5-Glass Onion teaser trailer
Rian Johnson’s sequel to his own 2019 hit Knives Out allowed itself to have fun with its marketing. The first film was a roaring success, certainly by mid-budget murder mystery standards. As such, the burgeoning franchise could now express itself through the prism of the identity Johnsons infused it with. As far as content is concerned, the Glass Onion teaser trailer does little more than announce its imminent release. Oh, but what fun it has to do so. Snappy music and editing, the revelation of another impressively diverse cast, and some great lines from Daniel Craig. The coup de grâce is the emphasis on the puzzle-solving angle. Not only will Benoit Blanc have a mystery to uncover, but so too will the audience.
4-Black Panther: Wakanda Forever
Ryan Coogler’s sequel to the 2018 mega-hit Black Panther was one of 2022’s most anticipated films. The original was tremendously well received, earned stupendous box office recognition, and coveted Oscar glory. Then came bewildering tragedy in 2020, sending the sequel into a creative tailspin. What would the movie be like without Chadwick Boseman? This created unusual anticipation for the teaser trailer released in the summer.

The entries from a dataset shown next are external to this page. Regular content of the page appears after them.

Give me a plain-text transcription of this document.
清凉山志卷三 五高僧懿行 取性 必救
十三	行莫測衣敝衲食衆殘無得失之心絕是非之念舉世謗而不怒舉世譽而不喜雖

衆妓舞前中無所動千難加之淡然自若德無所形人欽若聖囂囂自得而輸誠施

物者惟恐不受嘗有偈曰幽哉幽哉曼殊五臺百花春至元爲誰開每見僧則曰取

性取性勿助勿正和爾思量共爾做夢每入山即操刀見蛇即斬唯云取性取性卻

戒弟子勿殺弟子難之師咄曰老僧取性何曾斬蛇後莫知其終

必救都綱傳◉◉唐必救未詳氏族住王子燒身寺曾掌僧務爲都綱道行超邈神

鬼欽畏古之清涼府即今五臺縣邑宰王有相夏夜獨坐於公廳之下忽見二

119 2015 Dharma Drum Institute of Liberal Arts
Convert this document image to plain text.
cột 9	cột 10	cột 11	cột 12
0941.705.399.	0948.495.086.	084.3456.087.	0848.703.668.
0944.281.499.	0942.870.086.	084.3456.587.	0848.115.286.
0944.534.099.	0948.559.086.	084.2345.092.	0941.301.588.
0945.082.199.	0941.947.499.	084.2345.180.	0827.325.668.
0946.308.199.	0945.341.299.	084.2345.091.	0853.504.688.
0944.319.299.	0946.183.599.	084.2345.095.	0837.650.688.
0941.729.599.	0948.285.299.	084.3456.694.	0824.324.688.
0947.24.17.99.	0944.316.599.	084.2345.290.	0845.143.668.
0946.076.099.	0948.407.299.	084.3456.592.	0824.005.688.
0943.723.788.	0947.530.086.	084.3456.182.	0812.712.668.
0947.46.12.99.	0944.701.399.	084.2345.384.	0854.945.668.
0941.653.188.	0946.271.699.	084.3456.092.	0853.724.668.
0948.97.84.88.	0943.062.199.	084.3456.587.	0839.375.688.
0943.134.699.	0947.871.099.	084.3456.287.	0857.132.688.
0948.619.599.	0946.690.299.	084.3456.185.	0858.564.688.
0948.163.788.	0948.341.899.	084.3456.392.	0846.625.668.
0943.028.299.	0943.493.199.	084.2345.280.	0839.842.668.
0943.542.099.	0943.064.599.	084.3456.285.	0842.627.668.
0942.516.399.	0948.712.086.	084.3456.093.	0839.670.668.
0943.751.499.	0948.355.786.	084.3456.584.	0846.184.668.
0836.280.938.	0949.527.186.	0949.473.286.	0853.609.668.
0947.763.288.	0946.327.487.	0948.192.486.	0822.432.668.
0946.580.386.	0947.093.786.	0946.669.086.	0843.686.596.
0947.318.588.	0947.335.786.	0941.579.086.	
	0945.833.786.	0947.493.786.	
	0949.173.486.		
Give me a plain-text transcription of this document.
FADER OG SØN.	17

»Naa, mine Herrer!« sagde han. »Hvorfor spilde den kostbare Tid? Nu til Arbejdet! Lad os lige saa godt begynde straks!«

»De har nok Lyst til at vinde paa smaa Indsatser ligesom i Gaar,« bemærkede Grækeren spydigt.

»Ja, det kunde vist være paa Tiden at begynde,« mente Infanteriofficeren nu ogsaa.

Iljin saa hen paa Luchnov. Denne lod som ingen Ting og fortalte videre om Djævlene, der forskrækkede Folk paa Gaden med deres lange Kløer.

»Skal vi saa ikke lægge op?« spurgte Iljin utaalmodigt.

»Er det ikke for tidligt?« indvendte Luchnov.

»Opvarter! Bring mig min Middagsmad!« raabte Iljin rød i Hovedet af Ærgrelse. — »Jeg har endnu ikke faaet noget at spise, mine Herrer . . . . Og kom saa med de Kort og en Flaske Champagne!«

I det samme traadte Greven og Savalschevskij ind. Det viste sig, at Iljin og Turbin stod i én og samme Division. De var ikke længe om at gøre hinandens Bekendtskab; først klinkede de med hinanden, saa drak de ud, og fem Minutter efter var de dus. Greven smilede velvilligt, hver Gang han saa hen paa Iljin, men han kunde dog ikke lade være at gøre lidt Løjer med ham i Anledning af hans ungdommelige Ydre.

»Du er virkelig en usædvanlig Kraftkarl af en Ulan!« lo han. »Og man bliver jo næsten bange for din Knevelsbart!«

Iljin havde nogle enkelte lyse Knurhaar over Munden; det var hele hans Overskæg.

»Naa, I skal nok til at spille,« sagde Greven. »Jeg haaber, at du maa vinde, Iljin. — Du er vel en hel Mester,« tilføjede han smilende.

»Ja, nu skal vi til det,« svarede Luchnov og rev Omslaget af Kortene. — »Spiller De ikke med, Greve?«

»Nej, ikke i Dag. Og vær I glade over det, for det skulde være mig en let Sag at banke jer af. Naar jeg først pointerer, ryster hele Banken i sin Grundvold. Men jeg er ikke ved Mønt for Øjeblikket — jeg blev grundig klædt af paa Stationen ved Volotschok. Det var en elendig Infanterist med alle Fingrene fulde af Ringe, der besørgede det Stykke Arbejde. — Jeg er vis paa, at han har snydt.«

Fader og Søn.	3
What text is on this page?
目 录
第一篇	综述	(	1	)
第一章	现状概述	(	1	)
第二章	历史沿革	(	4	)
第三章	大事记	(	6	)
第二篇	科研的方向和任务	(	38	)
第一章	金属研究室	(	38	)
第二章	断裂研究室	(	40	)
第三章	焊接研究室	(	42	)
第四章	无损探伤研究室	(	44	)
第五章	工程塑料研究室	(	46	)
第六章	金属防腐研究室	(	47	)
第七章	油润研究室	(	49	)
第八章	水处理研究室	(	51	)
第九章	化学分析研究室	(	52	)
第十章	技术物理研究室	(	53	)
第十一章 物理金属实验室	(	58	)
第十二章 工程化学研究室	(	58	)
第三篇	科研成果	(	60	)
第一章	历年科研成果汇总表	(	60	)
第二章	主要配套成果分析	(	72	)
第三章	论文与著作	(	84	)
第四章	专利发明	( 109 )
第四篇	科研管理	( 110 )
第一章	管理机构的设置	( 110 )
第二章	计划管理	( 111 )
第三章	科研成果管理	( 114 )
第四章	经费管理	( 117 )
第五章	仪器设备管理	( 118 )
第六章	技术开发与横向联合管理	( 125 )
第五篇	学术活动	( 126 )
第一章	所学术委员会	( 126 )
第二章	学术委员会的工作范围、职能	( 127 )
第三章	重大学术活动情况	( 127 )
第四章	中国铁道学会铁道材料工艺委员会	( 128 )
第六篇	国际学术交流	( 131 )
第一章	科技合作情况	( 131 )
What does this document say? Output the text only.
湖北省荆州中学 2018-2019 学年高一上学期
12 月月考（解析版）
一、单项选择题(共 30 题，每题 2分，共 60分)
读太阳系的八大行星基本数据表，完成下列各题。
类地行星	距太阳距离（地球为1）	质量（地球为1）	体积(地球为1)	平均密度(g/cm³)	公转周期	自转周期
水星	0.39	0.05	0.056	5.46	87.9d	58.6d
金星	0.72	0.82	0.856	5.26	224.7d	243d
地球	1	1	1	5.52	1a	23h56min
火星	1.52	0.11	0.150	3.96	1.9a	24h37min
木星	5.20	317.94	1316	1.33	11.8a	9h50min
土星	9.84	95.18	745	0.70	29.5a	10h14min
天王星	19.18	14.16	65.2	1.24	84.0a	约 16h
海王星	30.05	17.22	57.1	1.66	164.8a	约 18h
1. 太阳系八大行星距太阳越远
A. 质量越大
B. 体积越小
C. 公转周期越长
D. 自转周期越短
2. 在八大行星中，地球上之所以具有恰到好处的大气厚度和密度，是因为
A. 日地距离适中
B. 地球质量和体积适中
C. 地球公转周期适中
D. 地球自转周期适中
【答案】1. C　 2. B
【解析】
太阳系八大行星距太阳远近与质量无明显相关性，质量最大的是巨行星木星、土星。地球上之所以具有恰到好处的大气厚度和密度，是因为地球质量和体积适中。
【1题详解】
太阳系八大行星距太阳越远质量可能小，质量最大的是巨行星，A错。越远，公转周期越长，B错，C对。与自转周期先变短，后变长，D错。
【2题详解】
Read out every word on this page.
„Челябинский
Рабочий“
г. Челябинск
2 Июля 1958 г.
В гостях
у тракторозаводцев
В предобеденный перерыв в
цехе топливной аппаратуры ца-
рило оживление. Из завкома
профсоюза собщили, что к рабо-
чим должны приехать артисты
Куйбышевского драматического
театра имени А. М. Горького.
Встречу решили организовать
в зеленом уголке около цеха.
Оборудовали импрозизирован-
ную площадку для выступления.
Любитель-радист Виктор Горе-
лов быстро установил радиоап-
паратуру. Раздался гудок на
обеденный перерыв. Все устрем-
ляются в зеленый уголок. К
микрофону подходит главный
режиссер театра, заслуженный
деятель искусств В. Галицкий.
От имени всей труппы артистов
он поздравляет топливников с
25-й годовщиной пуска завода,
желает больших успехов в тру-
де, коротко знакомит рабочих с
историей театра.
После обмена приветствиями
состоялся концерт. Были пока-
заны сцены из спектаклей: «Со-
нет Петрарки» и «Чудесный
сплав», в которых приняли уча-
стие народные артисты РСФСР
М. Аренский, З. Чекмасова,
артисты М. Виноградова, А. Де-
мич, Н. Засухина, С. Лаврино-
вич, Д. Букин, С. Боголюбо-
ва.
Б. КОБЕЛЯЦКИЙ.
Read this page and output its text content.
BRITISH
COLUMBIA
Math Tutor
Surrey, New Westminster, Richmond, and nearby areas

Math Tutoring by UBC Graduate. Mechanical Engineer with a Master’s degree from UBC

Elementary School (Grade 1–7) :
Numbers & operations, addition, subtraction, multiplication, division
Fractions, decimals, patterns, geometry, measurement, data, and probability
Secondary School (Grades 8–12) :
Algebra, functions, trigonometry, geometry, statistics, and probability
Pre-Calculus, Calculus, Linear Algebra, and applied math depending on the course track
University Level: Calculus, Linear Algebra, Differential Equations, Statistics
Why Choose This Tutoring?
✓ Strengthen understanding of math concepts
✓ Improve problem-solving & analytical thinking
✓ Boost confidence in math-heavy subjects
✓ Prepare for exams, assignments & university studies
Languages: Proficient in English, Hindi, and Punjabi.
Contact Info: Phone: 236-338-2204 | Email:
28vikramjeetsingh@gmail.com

The result, which incidentally borrows one of the tired trends referenced in the article linked above, is a touching, graceful hint at the emotionally taxing episode the recurring characters face.
3-Men teaser trailer
Let it be known that A24, the studio behind a plethora of brilliant independent horror films, knows how to market its forthcoming projects. A debate can be had about the merits or lack thereof of Alex Garland’s Men, but few who witnessed its teaser weren’t left intrigued. It artistically lifts from what may be the film’s seminal scene, with the protagonist creating echoes with her voice in a lonely countryside tunnel. Said echoes reverberate throughout the trailer, seemingly awakening the supernatural forces that will haunt her. It ends with what also might be considered the movie’s strongest moment.
Todd Field’s picture promises tension and eeriness with a story about an accomplished orchestra composer and conductor (Cate Blanchett) experiencing psychological turmoil. At first glance, the trailer appears to serve its purpose as so many others do for thrillers. It starts slow, eventually accelerating the visual montage with an aural onslaught. Camouflaged cleverness is at play. The opening third plays out just a bit longer than one might expect, with a Q&A host verbosely introducing the titular maestro. The trailer suggests that the protagonist is particularly sensitive to sound, as any sound can be considered musical in some capacity. Cue bold editing from eerie, non-diegetic sounds to revelations of the very ordinary things producing them as tense instrumental notes howl.
1-Nope teaser trailer
At this stage, audiences should have an idea of what to expect from writer-director Jordan Peele. In a nutshell, to expect the unexpected. However much they vary in quality, they are all unique, idiosyncratic pieces of work. Get Out announced his arrival on the scene as a director, Us revealed that he wasn’t a one-trick pony, so people waited with bated breath for Nope. Its teaser trailer didn’t disappoint. With a brief introduction of the characters and their world, viewers are quickly shown that something about the land where their ranch is situated is askew. What? We don’t know. The icing on the cake is the classy way in which Jordan Peel’s credit scrolls into the picture. The film, as much as Jordan Peele’s brand, is advertised.